Minggu, 14 Desember 2008

Kecewa

Kecewa

Pernahkah Anda kecewa ? Pasti setiap orang pernah mengalaminya. Termasuk juga saya. Pekan lalu saya mengalami kekecewaan yang luar biasa. Mengalami suatu perasaan tidak senang, tidak puas bahkan marah karena tidak dapat menggapai harapan. Harapan yang sudah saya diidam-idamkan sejak lama. Harapan yang bukan sekedar keinginan. Tapi harapan yang sudah mengkristal menjadi cita-cita saya sejak 5 tahun lalu. Harapan yang nantinya akan menjadi amunisi bagi senjata kehidupan saya sekeluarga.

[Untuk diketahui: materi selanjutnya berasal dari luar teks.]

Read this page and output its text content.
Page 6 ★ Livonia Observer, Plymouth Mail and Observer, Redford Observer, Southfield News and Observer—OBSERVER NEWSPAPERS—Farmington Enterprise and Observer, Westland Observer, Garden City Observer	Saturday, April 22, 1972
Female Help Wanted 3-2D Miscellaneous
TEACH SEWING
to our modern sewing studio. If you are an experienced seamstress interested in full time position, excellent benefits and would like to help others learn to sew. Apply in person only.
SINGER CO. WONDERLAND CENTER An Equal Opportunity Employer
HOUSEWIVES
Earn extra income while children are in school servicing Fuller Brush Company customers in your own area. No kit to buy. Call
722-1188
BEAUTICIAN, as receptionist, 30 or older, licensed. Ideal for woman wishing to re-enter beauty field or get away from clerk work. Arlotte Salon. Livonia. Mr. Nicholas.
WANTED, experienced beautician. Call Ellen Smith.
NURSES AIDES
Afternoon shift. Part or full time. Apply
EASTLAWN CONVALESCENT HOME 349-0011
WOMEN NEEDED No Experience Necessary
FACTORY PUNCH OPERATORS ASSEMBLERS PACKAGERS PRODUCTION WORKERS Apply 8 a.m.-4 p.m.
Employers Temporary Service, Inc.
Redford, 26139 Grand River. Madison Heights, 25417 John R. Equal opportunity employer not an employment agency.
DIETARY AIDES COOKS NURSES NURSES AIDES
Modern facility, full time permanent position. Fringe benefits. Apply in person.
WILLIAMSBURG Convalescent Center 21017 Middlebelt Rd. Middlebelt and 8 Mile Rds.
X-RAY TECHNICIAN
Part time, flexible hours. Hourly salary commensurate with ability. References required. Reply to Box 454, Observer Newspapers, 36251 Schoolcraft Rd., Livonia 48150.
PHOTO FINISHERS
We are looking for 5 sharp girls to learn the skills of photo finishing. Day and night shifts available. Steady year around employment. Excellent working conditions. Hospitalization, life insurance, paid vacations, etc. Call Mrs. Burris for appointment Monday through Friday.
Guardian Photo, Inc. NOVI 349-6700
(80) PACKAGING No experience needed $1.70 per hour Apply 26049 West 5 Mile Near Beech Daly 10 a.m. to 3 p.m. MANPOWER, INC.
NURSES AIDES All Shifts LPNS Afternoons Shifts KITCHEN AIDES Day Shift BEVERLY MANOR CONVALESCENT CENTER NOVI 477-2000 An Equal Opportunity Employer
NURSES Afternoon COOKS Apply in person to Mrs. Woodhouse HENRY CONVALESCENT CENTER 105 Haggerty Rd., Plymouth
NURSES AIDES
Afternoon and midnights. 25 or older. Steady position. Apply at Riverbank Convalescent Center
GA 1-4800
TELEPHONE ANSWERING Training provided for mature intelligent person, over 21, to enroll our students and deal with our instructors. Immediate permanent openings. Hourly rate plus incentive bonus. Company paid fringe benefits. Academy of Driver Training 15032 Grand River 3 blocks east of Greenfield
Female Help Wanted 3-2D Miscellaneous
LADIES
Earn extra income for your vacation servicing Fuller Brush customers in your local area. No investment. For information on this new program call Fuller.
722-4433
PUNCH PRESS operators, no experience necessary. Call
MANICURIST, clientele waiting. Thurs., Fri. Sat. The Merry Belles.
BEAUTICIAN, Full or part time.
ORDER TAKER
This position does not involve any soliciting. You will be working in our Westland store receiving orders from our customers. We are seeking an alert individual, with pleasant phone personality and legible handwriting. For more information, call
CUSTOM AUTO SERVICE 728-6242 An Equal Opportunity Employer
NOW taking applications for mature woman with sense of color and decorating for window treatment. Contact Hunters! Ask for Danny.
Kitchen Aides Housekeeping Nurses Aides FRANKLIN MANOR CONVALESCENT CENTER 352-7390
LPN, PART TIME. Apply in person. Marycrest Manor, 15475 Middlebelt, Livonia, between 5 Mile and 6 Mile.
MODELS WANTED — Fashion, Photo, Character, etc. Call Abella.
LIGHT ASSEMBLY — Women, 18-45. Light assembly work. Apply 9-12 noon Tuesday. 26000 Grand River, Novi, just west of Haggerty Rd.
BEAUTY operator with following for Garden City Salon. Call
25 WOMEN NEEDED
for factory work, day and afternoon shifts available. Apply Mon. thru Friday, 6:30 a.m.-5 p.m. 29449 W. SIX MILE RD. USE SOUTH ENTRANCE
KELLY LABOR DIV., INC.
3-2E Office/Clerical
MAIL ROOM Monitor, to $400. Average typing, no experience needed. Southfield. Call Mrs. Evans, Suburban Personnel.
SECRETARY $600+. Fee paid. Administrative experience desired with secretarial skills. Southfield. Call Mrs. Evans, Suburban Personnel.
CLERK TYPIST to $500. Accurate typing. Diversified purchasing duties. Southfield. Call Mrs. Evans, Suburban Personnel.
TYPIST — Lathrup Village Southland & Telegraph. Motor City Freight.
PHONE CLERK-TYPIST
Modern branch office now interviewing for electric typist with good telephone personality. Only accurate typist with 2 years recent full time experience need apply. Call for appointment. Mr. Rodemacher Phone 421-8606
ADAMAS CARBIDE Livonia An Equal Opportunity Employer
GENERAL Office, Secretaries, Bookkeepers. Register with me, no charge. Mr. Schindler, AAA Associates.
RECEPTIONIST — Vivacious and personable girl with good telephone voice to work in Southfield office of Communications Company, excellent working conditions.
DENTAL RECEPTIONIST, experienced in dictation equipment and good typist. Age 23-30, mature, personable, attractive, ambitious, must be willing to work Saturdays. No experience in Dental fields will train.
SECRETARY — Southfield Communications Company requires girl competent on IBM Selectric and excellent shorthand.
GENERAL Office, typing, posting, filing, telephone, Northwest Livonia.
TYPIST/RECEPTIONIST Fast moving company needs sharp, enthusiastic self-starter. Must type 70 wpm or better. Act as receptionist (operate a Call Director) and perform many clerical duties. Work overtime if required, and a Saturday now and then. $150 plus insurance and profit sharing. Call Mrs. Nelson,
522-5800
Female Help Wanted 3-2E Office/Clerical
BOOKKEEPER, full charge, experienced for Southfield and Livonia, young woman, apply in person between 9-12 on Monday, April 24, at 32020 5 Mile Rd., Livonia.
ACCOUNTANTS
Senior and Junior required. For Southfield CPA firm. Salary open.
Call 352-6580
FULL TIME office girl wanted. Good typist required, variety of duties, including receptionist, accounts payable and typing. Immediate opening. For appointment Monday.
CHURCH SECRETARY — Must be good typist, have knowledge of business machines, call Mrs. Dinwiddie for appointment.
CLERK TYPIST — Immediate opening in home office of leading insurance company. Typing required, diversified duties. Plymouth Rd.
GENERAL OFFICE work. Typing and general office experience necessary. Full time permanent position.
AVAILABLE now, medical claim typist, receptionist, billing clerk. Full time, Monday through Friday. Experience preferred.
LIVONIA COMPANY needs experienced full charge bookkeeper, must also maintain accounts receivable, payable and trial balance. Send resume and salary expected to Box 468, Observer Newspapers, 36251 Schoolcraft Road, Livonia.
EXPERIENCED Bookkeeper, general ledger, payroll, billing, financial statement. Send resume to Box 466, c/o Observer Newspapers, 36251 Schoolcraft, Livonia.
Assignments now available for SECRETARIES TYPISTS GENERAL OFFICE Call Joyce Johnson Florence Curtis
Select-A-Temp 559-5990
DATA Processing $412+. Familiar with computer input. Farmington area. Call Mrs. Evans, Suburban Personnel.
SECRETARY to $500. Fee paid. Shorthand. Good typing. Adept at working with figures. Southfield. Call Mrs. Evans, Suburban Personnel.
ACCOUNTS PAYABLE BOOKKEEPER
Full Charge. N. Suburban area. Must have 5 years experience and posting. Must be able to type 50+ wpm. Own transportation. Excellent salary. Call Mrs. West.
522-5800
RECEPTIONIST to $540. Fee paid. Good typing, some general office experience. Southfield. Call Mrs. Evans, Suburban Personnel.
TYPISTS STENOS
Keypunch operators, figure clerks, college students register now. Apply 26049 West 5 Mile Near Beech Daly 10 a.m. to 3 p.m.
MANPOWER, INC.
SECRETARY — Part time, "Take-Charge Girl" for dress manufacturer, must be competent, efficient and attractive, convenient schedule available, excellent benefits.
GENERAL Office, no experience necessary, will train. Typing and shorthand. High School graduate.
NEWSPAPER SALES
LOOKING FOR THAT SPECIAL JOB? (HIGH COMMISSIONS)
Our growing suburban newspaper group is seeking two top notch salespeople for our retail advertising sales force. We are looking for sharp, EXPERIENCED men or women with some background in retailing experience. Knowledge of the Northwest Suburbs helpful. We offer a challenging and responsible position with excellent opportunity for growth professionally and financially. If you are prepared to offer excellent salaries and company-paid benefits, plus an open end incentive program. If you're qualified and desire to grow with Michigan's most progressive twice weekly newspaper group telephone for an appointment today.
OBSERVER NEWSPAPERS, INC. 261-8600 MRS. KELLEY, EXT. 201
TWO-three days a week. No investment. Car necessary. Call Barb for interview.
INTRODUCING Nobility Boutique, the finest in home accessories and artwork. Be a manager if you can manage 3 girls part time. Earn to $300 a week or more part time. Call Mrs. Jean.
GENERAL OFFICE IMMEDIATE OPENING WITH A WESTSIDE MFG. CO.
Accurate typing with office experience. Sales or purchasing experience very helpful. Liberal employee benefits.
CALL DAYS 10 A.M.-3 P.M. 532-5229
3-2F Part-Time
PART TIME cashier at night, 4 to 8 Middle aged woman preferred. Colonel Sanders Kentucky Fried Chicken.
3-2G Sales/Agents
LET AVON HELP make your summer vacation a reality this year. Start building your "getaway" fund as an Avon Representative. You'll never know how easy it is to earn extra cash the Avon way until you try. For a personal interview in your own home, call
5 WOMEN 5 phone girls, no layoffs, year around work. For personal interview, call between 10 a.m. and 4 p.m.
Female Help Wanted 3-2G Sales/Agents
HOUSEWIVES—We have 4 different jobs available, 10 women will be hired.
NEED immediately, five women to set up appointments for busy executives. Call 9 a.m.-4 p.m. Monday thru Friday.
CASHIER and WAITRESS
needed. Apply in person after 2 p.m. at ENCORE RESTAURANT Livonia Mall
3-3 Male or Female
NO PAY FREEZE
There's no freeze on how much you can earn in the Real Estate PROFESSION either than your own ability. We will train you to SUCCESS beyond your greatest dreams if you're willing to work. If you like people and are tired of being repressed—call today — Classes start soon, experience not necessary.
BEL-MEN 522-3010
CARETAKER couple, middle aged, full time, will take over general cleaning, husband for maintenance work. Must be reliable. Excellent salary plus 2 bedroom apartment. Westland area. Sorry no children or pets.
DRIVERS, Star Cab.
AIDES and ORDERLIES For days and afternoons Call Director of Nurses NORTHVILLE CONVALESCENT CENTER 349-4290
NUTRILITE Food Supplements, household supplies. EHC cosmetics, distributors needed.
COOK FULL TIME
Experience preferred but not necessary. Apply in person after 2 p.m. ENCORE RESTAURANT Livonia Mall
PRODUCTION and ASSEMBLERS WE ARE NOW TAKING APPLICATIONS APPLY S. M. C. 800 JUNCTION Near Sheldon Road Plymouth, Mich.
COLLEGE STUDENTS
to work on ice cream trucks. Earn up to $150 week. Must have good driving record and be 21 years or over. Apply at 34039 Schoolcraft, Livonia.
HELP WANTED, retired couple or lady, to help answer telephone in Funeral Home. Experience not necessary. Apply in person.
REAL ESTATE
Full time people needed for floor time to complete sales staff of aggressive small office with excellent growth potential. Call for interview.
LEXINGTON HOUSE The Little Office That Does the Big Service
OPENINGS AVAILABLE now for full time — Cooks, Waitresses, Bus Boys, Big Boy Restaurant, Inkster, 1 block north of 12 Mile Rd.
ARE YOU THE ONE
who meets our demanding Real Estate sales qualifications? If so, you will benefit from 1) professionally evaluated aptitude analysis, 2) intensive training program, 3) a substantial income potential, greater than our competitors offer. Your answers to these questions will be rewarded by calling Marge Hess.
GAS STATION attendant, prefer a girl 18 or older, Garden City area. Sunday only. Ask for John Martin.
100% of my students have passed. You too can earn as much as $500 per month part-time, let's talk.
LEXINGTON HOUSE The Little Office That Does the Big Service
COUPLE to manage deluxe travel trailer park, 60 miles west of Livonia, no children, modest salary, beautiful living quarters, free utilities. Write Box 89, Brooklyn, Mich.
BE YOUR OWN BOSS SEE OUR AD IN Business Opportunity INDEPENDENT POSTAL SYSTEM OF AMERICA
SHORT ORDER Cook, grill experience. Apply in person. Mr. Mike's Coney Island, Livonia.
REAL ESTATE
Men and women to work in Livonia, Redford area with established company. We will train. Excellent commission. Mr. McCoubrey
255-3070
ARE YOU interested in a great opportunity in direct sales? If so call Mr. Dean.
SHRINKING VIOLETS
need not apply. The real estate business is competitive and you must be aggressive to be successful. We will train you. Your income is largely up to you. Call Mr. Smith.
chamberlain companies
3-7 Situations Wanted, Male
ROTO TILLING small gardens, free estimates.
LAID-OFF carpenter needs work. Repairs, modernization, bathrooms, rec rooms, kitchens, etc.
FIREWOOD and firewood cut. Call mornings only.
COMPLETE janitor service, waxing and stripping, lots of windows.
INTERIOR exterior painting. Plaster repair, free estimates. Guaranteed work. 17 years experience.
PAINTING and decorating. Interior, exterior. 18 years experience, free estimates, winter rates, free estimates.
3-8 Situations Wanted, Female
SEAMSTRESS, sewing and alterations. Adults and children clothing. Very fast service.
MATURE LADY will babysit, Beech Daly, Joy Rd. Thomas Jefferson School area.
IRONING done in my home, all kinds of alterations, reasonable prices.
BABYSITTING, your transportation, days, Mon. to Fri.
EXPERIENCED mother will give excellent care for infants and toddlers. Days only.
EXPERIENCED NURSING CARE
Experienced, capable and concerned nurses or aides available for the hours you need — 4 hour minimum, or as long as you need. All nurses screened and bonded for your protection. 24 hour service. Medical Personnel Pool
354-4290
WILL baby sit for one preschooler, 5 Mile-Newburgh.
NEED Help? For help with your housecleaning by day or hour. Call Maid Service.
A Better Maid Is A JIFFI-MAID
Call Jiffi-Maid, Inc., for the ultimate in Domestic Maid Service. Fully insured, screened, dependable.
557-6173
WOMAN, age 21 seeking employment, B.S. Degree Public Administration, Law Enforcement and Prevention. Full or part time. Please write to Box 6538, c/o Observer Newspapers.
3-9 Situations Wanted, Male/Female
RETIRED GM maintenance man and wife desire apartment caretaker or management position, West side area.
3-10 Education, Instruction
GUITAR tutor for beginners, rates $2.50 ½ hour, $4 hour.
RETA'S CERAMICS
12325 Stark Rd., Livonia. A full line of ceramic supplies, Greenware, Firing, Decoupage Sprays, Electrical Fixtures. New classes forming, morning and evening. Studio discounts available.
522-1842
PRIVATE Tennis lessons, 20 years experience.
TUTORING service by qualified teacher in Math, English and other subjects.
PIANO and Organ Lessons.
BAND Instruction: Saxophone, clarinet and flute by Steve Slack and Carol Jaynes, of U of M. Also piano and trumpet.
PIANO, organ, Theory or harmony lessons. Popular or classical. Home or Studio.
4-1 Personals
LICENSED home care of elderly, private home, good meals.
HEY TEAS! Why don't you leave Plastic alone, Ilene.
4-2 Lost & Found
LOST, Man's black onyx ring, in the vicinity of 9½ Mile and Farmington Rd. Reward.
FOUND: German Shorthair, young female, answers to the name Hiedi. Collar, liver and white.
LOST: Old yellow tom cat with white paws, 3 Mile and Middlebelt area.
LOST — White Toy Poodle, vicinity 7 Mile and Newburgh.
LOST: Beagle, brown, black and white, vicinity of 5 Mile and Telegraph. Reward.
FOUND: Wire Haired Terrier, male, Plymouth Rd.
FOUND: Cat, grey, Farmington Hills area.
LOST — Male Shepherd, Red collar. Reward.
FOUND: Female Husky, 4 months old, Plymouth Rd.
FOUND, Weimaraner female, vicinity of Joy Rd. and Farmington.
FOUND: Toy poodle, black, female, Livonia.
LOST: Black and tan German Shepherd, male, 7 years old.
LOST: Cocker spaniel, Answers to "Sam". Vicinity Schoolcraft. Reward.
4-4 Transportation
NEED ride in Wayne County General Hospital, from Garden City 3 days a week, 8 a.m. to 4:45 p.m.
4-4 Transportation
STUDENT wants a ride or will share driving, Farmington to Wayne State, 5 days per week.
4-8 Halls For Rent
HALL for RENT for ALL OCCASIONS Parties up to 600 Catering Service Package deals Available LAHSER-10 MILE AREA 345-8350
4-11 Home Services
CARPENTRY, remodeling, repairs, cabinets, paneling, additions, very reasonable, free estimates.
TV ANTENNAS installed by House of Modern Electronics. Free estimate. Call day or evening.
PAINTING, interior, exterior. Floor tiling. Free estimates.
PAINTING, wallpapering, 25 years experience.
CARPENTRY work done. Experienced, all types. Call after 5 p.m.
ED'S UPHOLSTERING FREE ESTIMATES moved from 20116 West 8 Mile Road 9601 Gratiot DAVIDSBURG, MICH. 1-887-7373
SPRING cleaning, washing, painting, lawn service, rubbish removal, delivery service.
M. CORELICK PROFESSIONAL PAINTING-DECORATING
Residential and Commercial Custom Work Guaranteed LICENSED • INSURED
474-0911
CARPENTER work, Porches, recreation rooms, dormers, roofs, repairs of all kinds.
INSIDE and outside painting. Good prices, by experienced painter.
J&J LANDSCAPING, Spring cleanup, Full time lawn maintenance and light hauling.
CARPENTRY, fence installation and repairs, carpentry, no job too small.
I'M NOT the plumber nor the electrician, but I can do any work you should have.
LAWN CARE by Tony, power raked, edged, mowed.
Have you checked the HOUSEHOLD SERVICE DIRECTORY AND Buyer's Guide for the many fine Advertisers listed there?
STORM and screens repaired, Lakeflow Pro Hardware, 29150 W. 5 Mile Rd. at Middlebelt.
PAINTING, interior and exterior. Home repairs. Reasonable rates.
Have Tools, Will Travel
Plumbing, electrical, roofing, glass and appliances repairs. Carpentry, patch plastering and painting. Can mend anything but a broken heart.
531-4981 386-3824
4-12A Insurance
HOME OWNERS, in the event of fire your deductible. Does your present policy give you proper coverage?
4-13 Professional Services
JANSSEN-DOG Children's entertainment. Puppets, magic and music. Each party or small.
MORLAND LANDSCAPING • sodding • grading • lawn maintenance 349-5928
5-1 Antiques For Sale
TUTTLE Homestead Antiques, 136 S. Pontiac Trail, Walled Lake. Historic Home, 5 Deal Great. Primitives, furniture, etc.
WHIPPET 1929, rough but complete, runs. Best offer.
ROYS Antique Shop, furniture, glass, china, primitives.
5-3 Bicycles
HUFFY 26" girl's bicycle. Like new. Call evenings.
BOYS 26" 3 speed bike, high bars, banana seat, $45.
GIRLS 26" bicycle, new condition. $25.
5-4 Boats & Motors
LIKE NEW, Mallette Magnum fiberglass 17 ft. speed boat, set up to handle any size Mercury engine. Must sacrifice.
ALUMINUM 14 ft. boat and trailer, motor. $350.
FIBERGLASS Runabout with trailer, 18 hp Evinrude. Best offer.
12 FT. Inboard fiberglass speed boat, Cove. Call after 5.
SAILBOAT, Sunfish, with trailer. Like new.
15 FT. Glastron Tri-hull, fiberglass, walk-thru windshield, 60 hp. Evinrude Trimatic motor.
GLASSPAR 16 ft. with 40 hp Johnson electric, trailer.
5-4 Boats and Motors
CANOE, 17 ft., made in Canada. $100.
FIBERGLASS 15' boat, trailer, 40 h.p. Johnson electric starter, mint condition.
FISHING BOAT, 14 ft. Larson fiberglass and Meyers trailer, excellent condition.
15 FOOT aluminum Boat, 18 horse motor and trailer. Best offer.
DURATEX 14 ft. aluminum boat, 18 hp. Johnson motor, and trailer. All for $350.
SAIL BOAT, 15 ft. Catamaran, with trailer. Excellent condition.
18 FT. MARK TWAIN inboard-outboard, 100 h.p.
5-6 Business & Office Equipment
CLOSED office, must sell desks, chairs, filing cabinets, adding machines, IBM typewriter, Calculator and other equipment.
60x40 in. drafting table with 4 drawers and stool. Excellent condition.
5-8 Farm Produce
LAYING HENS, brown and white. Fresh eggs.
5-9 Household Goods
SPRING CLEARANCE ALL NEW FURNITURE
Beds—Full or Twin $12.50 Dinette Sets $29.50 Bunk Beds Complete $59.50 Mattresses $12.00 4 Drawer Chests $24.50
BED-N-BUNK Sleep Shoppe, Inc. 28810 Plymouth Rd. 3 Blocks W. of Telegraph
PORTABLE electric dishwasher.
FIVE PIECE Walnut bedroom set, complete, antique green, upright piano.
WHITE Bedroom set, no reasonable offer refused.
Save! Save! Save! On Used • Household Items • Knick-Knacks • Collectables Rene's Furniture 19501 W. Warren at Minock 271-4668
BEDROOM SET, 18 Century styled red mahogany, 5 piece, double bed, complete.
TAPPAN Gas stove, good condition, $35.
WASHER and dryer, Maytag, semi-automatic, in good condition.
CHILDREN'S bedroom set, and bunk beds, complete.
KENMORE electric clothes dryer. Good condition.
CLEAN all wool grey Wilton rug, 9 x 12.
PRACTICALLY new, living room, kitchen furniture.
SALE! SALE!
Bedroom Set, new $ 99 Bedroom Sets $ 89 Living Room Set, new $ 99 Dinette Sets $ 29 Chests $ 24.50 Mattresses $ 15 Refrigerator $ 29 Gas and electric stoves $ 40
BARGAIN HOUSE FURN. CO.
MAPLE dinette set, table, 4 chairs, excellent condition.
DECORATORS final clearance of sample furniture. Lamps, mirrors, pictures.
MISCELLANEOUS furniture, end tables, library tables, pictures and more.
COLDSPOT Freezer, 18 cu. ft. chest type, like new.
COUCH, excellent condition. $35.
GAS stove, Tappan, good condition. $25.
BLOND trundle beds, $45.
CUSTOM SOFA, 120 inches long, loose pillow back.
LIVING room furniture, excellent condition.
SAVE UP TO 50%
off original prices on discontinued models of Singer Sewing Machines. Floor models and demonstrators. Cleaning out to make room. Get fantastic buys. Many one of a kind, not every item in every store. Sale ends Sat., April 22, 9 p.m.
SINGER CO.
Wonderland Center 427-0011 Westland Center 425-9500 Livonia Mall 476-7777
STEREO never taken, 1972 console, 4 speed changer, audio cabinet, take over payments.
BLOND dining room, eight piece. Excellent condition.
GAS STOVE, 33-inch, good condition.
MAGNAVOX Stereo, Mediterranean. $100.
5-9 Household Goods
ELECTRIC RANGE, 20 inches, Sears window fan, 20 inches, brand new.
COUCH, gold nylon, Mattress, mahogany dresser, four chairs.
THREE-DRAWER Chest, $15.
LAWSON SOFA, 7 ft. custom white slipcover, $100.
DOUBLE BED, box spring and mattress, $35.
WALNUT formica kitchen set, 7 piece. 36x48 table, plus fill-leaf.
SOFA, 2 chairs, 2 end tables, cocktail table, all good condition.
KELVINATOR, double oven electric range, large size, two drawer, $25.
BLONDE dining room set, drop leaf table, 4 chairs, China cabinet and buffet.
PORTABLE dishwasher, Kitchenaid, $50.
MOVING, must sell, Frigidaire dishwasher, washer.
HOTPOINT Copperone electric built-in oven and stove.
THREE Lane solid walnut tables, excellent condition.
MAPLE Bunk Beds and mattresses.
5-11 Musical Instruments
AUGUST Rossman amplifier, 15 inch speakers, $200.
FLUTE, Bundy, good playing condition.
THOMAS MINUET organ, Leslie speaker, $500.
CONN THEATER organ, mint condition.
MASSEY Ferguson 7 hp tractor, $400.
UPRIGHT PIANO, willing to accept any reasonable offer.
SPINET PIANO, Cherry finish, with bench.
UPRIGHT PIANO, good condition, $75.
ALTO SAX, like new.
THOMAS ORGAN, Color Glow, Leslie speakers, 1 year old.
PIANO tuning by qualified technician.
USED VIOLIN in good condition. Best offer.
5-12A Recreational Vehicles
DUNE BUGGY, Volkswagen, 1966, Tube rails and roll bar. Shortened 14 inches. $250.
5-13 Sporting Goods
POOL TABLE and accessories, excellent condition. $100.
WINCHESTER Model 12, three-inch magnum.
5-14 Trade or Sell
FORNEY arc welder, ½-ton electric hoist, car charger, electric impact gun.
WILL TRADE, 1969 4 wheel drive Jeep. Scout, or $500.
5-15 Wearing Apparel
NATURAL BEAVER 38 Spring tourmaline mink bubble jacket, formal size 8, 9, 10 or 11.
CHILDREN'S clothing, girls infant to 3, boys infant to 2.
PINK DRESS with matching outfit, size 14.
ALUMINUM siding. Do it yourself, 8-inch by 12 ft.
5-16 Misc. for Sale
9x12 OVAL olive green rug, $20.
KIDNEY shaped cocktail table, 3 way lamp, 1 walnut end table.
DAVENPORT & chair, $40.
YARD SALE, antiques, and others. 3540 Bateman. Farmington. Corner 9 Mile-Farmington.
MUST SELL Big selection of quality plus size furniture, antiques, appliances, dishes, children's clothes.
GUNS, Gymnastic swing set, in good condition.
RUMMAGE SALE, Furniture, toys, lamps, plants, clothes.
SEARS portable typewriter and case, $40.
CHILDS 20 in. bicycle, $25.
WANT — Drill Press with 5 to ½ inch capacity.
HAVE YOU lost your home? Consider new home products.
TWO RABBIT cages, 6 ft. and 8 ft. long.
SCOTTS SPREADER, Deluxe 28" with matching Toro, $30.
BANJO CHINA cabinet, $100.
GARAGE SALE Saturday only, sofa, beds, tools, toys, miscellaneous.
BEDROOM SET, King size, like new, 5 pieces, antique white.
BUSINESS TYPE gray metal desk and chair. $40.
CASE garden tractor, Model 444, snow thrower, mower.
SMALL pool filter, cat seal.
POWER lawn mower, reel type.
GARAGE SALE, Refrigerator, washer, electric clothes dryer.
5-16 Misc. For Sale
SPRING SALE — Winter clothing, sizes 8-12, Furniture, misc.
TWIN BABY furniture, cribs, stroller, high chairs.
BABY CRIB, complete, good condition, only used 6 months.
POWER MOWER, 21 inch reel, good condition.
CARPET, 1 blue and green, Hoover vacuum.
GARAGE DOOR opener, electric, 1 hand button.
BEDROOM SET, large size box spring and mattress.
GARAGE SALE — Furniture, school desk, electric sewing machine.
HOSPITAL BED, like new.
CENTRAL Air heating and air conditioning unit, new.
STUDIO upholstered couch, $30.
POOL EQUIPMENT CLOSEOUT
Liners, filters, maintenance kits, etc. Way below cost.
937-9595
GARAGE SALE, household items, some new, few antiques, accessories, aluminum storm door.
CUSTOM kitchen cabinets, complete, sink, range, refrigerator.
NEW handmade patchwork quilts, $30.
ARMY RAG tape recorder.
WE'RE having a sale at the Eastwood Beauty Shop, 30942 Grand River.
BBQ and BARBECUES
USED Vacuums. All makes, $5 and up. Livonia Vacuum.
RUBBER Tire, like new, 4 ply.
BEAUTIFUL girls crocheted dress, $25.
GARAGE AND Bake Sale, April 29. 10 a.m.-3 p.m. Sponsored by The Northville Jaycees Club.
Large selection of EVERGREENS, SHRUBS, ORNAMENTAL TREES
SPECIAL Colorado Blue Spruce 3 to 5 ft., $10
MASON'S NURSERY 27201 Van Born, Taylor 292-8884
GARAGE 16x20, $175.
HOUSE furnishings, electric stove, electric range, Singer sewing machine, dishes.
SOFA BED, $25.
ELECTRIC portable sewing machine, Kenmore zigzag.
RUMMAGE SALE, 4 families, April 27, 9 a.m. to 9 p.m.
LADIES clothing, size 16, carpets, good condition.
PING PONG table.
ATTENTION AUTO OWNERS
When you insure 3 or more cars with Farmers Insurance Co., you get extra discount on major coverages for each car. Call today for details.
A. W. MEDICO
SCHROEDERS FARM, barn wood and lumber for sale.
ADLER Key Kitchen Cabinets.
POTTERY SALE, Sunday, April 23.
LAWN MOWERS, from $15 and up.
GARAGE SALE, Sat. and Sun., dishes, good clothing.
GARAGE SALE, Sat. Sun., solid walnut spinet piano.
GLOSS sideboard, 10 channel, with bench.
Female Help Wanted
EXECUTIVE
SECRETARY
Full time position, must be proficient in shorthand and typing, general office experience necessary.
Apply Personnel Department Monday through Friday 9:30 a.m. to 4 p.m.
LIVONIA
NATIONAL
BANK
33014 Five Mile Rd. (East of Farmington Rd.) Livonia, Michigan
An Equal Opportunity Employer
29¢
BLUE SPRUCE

Ugh…!! Sakit luar biasa hati ini bila mengingat kejadian itu. Namun karena aku harus tetap tegar menghadapinya, rasa kecewa itu terpaksa ku simpan rapat-rapat. Ku bungkus rapi dengan senyuman. Ku kubur di relung hati yang paling dalam. Biar tidak kelihatan oleh siapapun. Termasuk istri dan keluargaku. Padahal namanya juga manusia, setegar apapun menghadapi kekecewaan apalagi jenis kecewanya amat sangat mendalam, biasanya terpancar di wajah. Minimal wajahnya kelihatan murung. Cemberut. Untungnya saat mengaca, raut wajahku tak cemberut-cemberut amat.

Hanya mungkin saat itu, orang lain melihat wajah saya seperti orang bingung. Bibir masih bisa bicara dan tersenyum. Mulut bisa tertawa. Tapi senyum dan tawa yang dibelenggu. Senyum dan tawa yang tidak lepas dan tidak dikehendaki oleh hati, tapi senyuman yang masih ditekan oleh emosi dan pikiran. Hingga terlihat mbetotot dan tidak karuan.

Lepas dari hadapan keluarga, - karena harus kembali ke tempat kerja di perantauan -, pengaruh kecewa itu baru terasa. Pikiran saya tidak fokus. Kepala rasanya berputar-putar. Berjalan seperti melayang. Bangun tidur sempoyongan. Pegang sendok makan tanganku bergetar. Meletakkan gayung air di kamar mandi selalu jatuh. Saat sikat gigi, gusiku justru tertusuk. Pokoknya, gerak motorik saya sepertinya tidak dikehendaki oleh otak. Duh, aneh!

Itu berjalan hampir satu minggu. Beruntung masih bisa mengendarai sepeda motor berangkat dan pulang kerja sejauh 25 KM. Bersyukur masih bisa menjalankan kewajiban mencari nafkah. Anehnya, kalau dibuat kerja dan menulis di depan komputer, malah jadi sembuh. Tapi lepas dari komputer, semua rasa aneh di tubuhku kembali menyerang.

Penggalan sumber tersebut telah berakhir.